“Me see booboo! Me see booboo!” my two-year-old shrieks for the fifth time today. I lift up my shirt and flash my child. “It hurt, mommy?” she asks, with a look of concern. “Yes,” I say. “But it’ll be better soon.”
My booboo is the reason I can’t pick up my daughter and therefore the reason she asks to see it all the time. I think she’s hoping that when I lift my shirt the booboo won’t be there anymore. That instead there will be something else. Something that’s comforting and normal for her, that she leaned on like a pillow, and the something that fed her for the first year of her life.
But that something is missing now, and it scares her. Maybe if she asks enough, it’ll come back. Like it’s playing a game of peek-a-boo. Part of me hopes the same thing.
But every time I lift my shirt, there it is: a grisly slash where my breast used to be.
The asymmetry of it is a shock to the senses. One of these things is not like the other; one of these things just doesn’t belong.
Some women hide from it. Some don’t look at it for months after the surgery, easing themselves into a very cold, murky unknown. But not me, I like things to be quick.
I wasn’t going to show my youngest. But she was very upset by my sudden avoidance. I could see she felt like it was something she had done. She was sad, and then she was mad, refusing to even let me kiss her. “I don’t want you!” she’d yell. We explained to her that mommy had a booboo that hurt. But she didn’t buy it. She needed evidence.
So I showed her.
She saw it before my husband did. He doesn’t like things to be quick. She saw it before her older sister. Actually, my teenage daughter hasn’t seen it and probably never will. To her it represents so much more than just a booboo. It means her mother is sick. To her, it means her mother might die of the same disease that took her cherished grandfather six months earlier
But to my youngest, this booboo has changed me and she doesn’t understand why. Why did this have to happen? Why can’t mommy just be normal again? I ask those questions everyday too.
I was on Facebook the other night, and in the right navigation bar was posted, “On this day in 2009, your status was…” I just started crying. My status was, “My husband is building me a deck.” No big deal. I remember that day. I was excited because we were finally going to have a deck in the backyard.

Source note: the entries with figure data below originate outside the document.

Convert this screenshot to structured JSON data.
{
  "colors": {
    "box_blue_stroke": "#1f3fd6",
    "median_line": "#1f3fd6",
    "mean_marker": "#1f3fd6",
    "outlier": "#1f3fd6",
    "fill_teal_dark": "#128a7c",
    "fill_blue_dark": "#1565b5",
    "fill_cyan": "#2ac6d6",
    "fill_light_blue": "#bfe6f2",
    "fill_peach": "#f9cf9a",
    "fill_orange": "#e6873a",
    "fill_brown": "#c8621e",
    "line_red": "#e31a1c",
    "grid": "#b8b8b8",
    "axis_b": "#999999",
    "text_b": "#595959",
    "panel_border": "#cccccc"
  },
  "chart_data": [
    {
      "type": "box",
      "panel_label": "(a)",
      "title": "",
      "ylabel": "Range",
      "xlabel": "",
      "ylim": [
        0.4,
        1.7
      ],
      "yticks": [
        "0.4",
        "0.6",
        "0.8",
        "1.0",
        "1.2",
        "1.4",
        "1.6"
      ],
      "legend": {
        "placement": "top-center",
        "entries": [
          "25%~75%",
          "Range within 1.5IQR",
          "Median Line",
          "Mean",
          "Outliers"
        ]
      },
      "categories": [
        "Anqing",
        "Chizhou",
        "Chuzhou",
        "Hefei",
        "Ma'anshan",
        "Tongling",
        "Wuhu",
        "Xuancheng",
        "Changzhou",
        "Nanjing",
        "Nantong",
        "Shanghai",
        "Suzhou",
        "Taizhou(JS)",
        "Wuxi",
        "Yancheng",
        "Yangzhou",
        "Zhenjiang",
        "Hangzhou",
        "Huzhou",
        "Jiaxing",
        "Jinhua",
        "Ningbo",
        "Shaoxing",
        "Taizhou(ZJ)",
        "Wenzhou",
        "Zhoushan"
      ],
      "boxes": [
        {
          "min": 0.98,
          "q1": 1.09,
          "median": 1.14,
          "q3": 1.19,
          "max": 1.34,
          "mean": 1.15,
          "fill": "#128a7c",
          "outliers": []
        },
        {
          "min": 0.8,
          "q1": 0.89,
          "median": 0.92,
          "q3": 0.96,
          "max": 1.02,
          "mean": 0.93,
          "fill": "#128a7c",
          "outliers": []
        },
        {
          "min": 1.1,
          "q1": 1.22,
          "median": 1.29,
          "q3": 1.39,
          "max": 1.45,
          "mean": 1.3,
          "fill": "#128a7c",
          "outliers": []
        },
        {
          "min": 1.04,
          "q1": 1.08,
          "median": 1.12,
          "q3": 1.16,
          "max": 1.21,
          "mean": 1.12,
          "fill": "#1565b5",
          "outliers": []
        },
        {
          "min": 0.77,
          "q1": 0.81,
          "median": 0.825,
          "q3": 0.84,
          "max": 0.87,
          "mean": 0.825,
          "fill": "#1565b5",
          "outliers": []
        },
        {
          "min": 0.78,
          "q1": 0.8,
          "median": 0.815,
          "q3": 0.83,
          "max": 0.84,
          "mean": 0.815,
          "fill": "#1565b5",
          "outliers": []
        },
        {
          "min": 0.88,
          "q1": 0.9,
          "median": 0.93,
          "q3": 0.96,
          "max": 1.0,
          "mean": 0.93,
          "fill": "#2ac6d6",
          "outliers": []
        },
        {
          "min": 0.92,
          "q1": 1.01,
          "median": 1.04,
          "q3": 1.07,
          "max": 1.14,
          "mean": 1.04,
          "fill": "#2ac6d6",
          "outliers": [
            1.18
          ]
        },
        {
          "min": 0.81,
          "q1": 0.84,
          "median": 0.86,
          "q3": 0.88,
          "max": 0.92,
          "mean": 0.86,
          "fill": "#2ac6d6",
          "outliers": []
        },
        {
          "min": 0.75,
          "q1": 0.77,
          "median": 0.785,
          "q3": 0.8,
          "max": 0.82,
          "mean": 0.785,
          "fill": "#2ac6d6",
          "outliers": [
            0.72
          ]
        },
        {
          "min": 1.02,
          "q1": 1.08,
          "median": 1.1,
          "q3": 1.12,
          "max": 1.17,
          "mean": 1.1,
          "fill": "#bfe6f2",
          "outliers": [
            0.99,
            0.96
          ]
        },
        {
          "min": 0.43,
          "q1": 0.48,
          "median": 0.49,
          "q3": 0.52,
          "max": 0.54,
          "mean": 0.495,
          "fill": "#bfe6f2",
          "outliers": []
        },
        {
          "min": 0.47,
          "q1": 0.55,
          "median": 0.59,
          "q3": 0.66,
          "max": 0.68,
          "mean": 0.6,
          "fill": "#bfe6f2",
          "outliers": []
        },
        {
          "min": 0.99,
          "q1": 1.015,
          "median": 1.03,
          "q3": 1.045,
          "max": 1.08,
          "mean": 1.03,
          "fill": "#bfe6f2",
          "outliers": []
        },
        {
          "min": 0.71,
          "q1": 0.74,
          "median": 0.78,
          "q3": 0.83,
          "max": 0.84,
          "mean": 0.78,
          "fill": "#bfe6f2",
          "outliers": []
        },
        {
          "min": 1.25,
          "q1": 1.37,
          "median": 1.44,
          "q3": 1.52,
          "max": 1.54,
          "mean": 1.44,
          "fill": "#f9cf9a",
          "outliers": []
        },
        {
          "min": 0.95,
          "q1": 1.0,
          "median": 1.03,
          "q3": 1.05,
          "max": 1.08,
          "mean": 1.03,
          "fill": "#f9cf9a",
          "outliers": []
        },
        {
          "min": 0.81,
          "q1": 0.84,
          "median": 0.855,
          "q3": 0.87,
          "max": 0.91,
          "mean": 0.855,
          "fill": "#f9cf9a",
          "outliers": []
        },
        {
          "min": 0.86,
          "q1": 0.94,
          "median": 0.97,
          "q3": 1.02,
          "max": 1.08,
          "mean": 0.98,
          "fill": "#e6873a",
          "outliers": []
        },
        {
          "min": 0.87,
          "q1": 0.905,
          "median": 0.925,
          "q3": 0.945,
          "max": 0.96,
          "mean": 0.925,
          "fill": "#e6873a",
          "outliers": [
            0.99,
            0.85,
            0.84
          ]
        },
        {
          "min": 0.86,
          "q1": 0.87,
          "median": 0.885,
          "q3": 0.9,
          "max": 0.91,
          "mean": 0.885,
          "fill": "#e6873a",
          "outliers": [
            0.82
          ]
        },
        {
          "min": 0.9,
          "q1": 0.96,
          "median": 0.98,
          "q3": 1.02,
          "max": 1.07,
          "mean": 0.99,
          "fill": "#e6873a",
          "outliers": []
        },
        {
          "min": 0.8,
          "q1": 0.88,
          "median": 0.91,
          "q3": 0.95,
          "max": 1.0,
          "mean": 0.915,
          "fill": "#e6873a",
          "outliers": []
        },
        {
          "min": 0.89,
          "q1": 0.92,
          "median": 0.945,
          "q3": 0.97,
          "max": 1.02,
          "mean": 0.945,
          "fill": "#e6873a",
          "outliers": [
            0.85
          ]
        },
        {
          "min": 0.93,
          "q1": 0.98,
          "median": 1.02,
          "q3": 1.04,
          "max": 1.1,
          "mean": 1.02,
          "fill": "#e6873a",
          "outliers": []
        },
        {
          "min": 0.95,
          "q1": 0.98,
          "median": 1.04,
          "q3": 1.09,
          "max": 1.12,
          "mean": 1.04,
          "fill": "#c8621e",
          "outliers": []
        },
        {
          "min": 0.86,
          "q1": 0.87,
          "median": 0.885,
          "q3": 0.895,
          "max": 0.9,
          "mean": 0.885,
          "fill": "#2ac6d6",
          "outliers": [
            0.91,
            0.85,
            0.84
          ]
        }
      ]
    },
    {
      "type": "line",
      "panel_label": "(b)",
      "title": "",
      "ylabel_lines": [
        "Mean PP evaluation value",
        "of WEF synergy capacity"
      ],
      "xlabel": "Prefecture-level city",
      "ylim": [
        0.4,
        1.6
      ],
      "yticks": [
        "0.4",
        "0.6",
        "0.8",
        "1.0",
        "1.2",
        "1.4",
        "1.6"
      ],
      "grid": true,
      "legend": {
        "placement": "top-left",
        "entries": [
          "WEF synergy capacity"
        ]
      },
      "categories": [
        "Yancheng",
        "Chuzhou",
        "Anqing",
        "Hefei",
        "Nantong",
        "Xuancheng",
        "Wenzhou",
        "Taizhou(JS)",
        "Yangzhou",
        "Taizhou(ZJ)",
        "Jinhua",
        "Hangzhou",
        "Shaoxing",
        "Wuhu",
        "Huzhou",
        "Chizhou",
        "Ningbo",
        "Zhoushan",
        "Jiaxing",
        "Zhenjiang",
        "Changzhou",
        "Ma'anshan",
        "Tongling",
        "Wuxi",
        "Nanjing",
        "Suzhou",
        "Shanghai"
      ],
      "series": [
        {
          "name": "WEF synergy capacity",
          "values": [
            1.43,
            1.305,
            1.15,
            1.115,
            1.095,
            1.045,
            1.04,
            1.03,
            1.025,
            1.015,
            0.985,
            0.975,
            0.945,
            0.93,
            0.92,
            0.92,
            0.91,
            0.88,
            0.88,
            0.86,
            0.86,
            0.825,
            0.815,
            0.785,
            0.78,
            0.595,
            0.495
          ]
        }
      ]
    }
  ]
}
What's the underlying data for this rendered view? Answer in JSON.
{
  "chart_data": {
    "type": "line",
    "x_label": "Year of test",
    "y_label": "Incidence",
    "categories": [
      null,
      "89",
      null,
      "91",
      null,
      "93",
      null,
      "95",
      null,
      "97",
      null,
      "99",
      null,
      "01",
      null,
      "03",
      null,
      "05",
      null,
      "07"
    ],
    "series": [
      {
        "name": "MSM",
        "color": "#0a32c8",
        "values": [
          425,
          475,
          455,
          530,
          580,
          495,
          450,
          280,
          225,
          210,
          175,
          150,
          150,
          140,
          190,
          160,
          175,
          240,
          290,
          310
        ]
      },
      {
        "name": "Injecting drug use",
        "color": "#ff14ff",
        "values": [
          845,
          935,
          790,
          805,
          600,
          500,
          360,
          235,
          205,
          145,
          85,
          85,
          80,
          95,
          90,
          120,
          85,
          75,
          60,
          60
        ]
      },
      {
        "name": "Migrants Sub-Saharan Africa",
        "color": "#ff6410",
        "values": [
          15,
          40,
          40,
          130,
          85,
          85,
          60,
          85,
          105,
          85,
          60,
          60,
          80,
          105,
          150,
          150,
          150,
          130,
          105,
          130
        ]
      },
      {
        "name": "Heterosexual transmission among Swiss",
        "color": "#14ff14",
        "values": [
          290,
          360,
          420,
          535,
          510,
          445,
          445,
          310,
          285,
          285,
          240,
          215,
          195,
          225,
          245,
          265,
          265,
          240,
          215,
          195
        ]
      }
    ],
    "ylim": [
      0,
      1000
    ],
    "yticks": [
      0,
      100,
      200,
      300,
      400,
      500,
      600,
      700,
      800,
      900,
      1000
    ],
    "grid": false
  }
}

It’s not that the memory is sad. It’s what it represents. It was my life before cancer. It was my normal, boring, humdrum life, that today, I want back more than anything else in the world. I want to be excited about things without this stupid, “yah but…” hanging behind every thought.
I want to be the normal mom I used to be. I used to feel so guilty because I wasn’t the supermom, with clean floors and something delicious in the oven. I was always disheveled mom, with dog prints on the floor and pizza on the table. But now I have so much more to feel guilty about. I’ve got something that could really screw up my kids.
And I can’t fix it.
I can only hope that this booboo and the others to come will heal, and that what I told my daughter is true. It’ll be better soon.